Hetty se contoneó hacia él, agitando con elegancia sus faldas doradas y ladeando un poco la cabeza.

–¡Hola, corazón! Buscas un poco de compañía, ¿eh? –preguntó de modo incitante.

El hombre no hizo el menor gesto. Por la poca atención que le prestaba, igual podría haber estado durmiendo de pie.

–Eres tímido, cariño –dijo ella. A algunos caballeros se les trababa la lengua cuando llegaba el momento, sobre todo si no tenían costumbre–. No te preocupes –prosiguió–. No tiene nada de malo charlar un poco en una noche fría como ésta. Me llamo Hetty. ¿Por qué no vienes conmigo? Podemos tomar una copa de ginebra y conocernos un poquito mejor. ¿Qué me dices?

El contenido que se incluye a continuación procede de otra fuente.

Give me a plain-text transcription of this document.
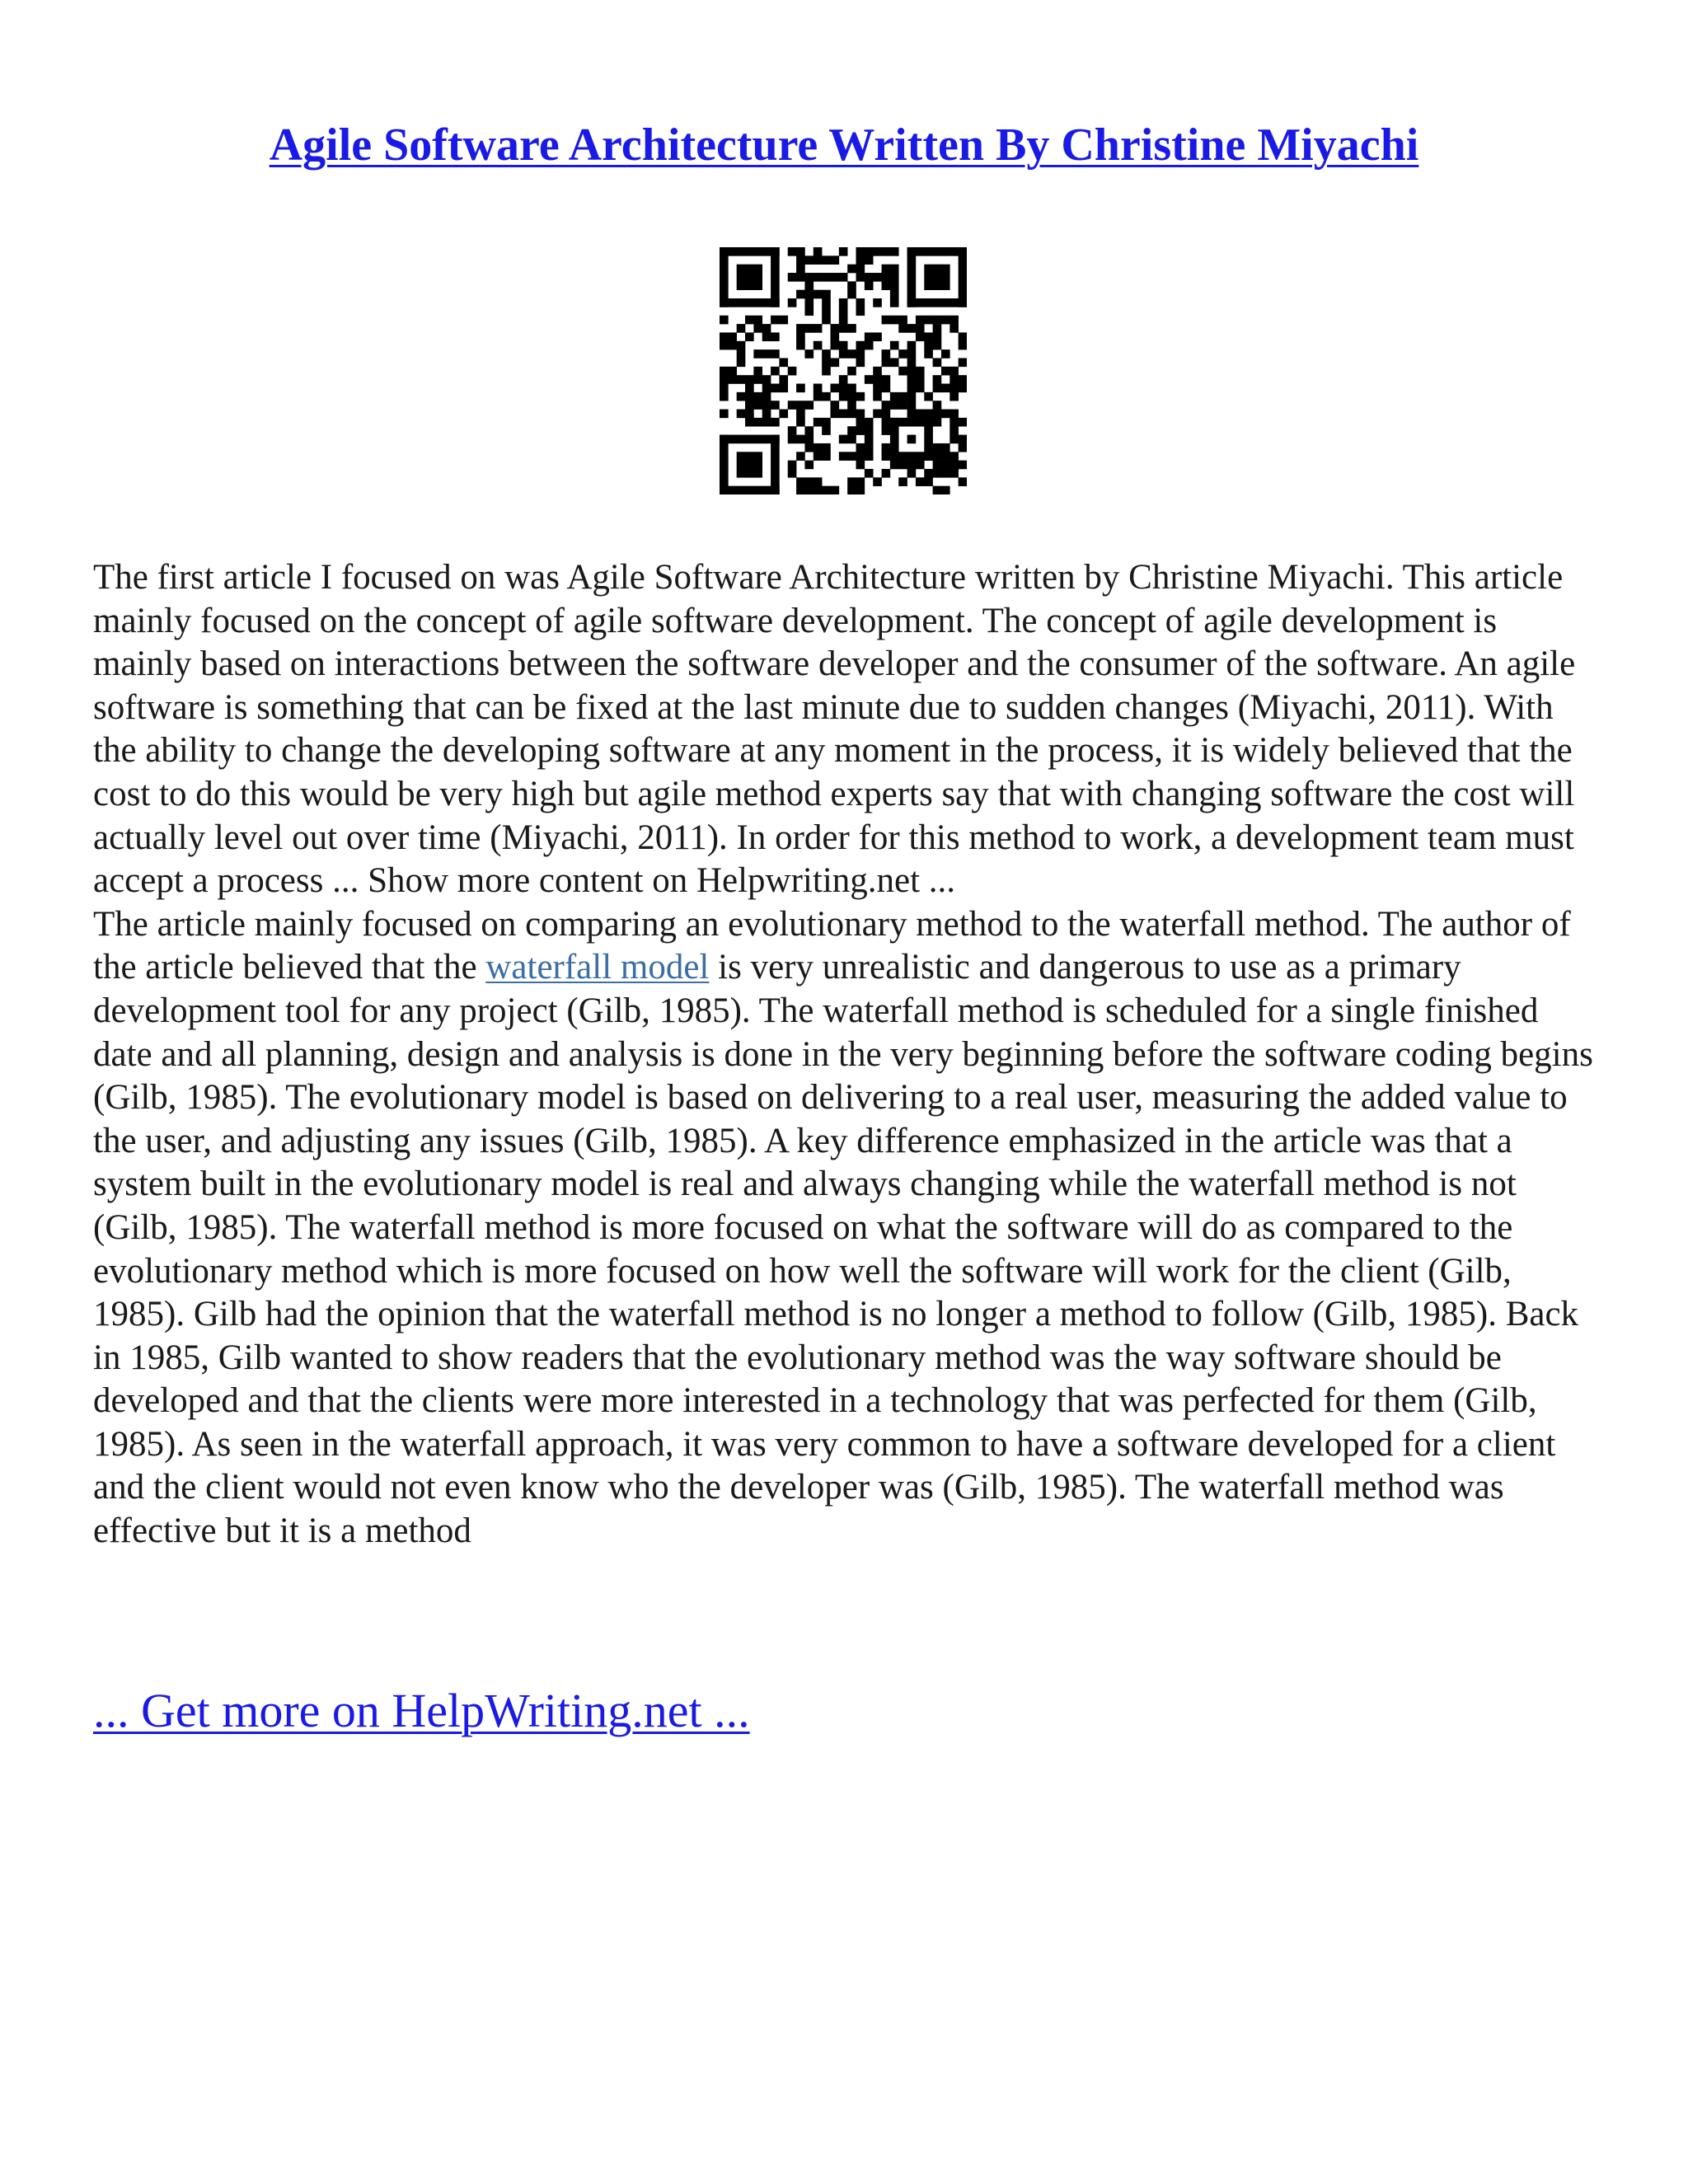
Agile Software Architecture Written By Christine Miyachi

The first article I focused on was Agile Software Architecture written by Christine Miyachi. This article mainly focused on the concept of agile software development. The concept of agile development is mainly based on interactions between the software developer and the consumer of the software. An agile software is something that can be fixed at the last minute due to sudden changes (Miyachi, 2011). With the ability to change the developing software at any moment in the process, it is widely believed that the cost to do this would be very high but agile method experts say that with changing software the cost will actually level out over time (Miyachi, 2011). In order for this method to work, a development team must accept a process ... Show more content on Helpwriting.net ...

The article mainly focused on comparing an evolutionary method to the waterfall method. The author of the article believed that the waterfall model is very unrealistic and dangerous to use as a primary development tool for any project (Gilb, 1985). The waterfall method is scheduled for a single finished date and all planning, design and analysis is done in the very beginning before the software coding begins (Gilb, 1985). The evolutionary model is based on delivering to a real user, measuring the added value to the user, and adjusting any issues (Gilb, 1985). A key difference emphasized in the article was that a system built in the evolutionary model is real and always changing while the waterfall method is not (Gilb, 1985). The waterfall method is more focused on what the software will do as compared to the evolutionary method which is more focused on how well the software will work for the client (Gilb, 1985). Gilb had the opinion that the waterfall method is no longer a method to follow (Gilb, 1985). Back in 1985, Gilb wanted to show readers that the evolutionary method was the way software should be developed and that the clients were more interested in a technology that was perfected for them (Gilb, 1985). As seen in the waterfall approach, it was very common to have a software developed for a client and the client would not even know who the developer was (Gilb, 1985). The waterfall method was effective but it is a method

... Get more on HelpWriting.net ...
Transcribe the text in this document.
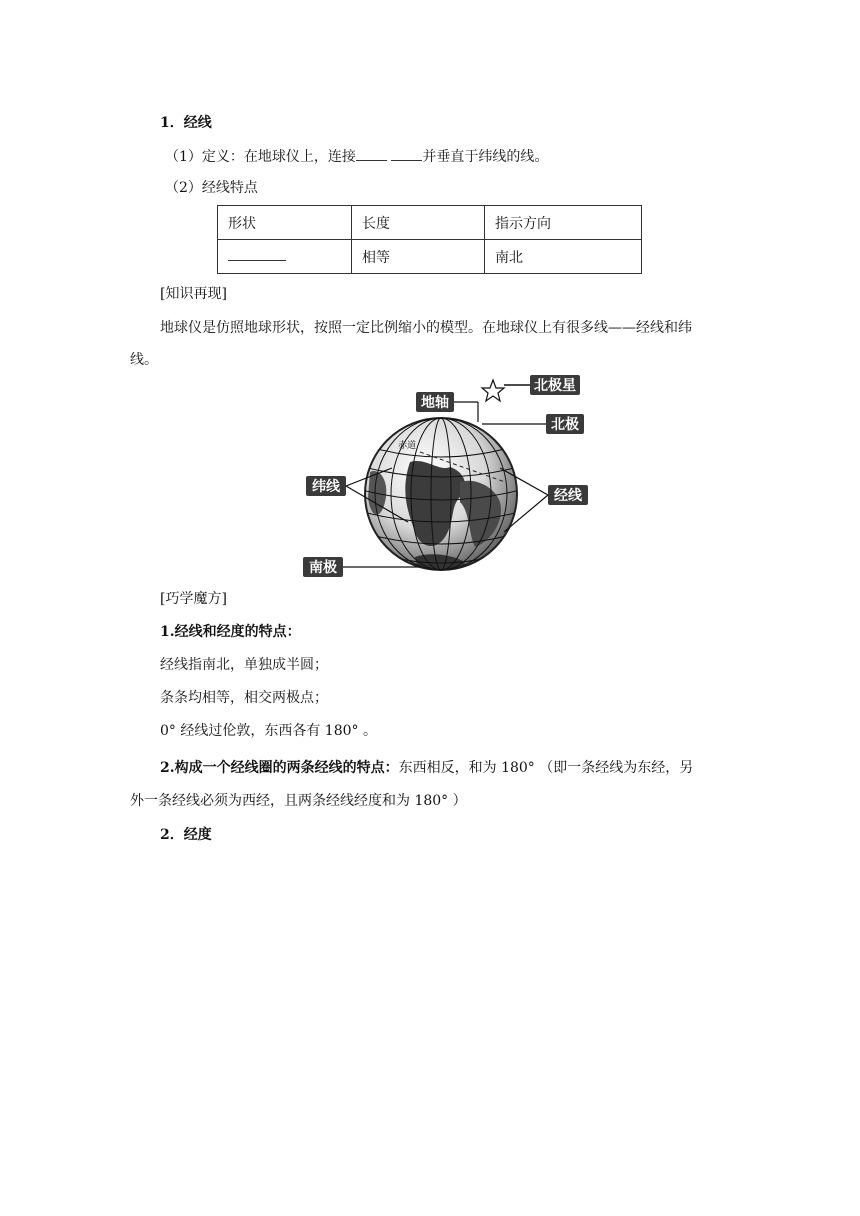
1．经线
（1）定义：在地球仪上，连接	并垂直于纬线的线。
（2）经线特点
形状	长度	指示方向
	相等	南北
[知识再现]
地球仪是仿照地球形状，按照一定比例缩小的模型。在地球仪上有很多线——经线和纬
线。
赤道
北极星
地轴
北极
纬线
经线
南极
[巧学魔方]
1.经线和经度的特点：
经线指南北，单独成半圆；
条条均相等，相交两极点；
0° 经线过伦敦，东西各有 180° 。
2.构成一个经线圈的两条经线的特点：东西相反，和为 180° （即一条经线为东经，另
外一条经线必须为西经，且两条经线经度和为 180° ）
2．经度
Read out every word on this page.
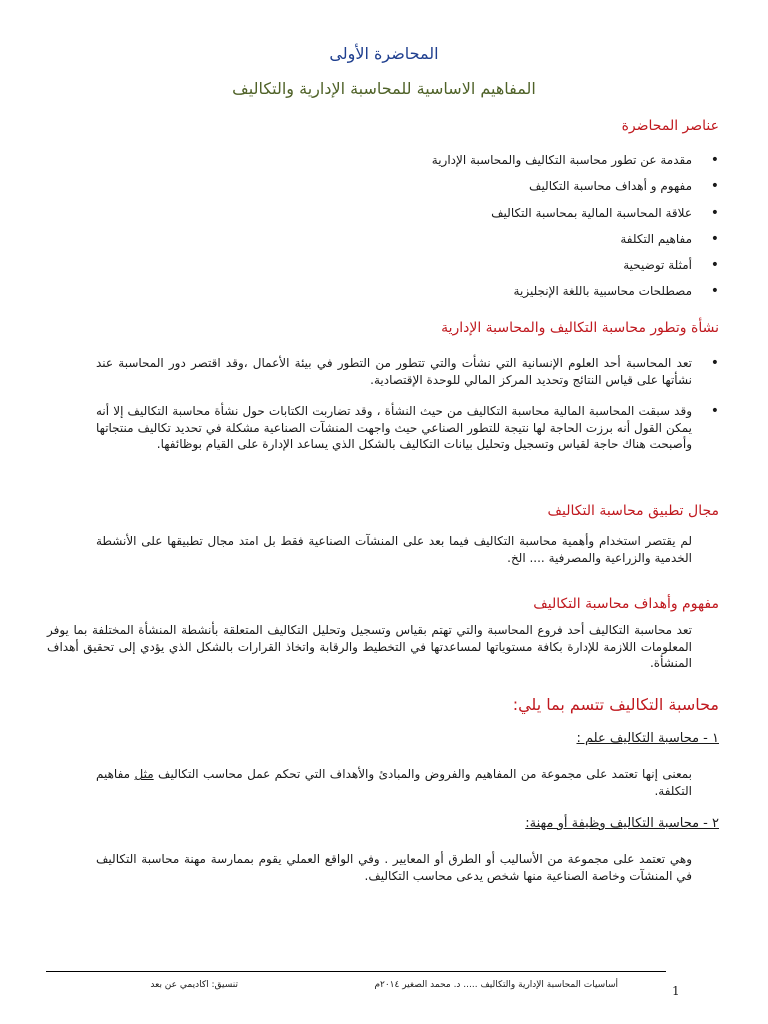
المحاضرة الأولى
المفاهيم الاساسية للمحاسبة الإدارية والتكاليف
عناصر المحاضرة
• مقدمة عن تطور محاسبة التكاليف والمحاسبة الإدارية
• مفهوم و أهداف محاسبة التكاليف
• علاقة المحاسبة المالية بمحاسبة التكاليف
• مفاهيم التكلفة
• أمثلة توضيحية
• مصطلحات محاسبية باللغة الإنجليزية
نشأة وتطور محاسبة التكاليف والمحاسبة الإدارية

• تعد المحاسبة أحد العلوم الإنسانية التي نشأت والتي تتطور من التطور في بيئة الأعمال ،وقد اقتصر دور المحاسبة عند نشأتها على قياس النتائج وتحديد المركز المالي للوحدة الإقتصادية.

• وقد سبقت المحاسبة المالية محاسبة التكاليف من حيث النشأة ، وقد تضاربت الكتابات حول نشأة محاسبة التكاليف إلا أنه يمكن القول أنه برزت الحاجة لها نتيجة للتطور الصناعي حيث واجهت المنشآت الصناعية مشكلة في تحديد تكاليف منتجاتها وأصبحت هناك حاجة لقياس وتسجيل وتحليل بيانات التكاليف بالشكل الذي يساعد الإدارة على القيام بوظائفها.

مجال تطبيق محاسبة التكاليف

لم يقتصر استخدام وأهمية محاسبة التكاليف فيما بعد على المنشآت الصناعية فقط بل امتد مجال تطبيقها على الأنشطة الخدمية والزراعية والمصرفية .... الخ.

مفهوم وأهداف محاسبة التكاليف

تعد محاسبة التكاليف أحد فروع المحاسبة والتي تهتم بقياس وتسجيل وتحليل التكاليف المتعلقة بأنشطة المنشأة المختلفة بما يوفر المعلومات اللازمة للإدارة بكافة مستوياتها لمساعدتها في التخطيط والرقابة واتخاذ القرارات بالشكل الذي يؤدي إلى تحقيق أهداف المنشأة.

محاسبة التكاليف تتسم بما يلي:
١ - محاسبة التكاليف علم :

بمعنى إنها تعتمد على مجموعة من المفاهيم والفروض والمبادئ والأهداف التي تحكم عمل محاسب التكاليف مثل مفاهيم التكلفة.

٢ - محاسبة التكاليف وظيفة أو مهنة:

وهي تعتمد على مجموعة من الأساليب أو الطرق أو المعايير . وفي الواقع العملي يقوم بممارسة مهنة محاسبة التكاليف في المنشآت وخاصة الصناعية منها شخص يدعى محاسب التكاليف.

1
أساسيات المحاسبة الإدارية والتكاليف ..... د. محمد الصغير ٢٠١٤م
تنسيق: اكاديمي عن بعد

El hombre siguió sin moverse ni hablar.
–Bueno, pero ¿qué te pasa? –Se quedó mirándolo, y por primera vez notó que estaba apoyado de una manera bastante forzada, que sus manos no estaban en los bolsillos, como ella habría esperado en una fría noche de primavera, sino que le colgaban a los costados–. ¿Te encuentras mal? –preguntó.

Él permaneció inmóvil.

Era mayor de lo que le había parecido desde el otro lado de la calle, tendría unos cincuenta años; el pelo gris perla brillaba a la luz de la farola y su cara tenía una expresión ausente, misteriosa.

–¡Estás borracho como una cuba! –exclamó Hetty con una mezcla de piedad y aversión. No tenía problemas con la bebida, pero no era normal que la gente bien se emborrachara, al menos en una calle tan transitada–. Es mejor que vuelvas a casa antes de que te pille la bofia. ¡Ánimo! ¡No puedes pasarte toda la noche aquí! –¡Adiós cliente! Con todo, no le había ido mal la noche. Los caballeros de Lambeth Walk habían sido muy generosos–. ¡Gilipollas! –añadió por lo bajo a la figura apoyada en la farola.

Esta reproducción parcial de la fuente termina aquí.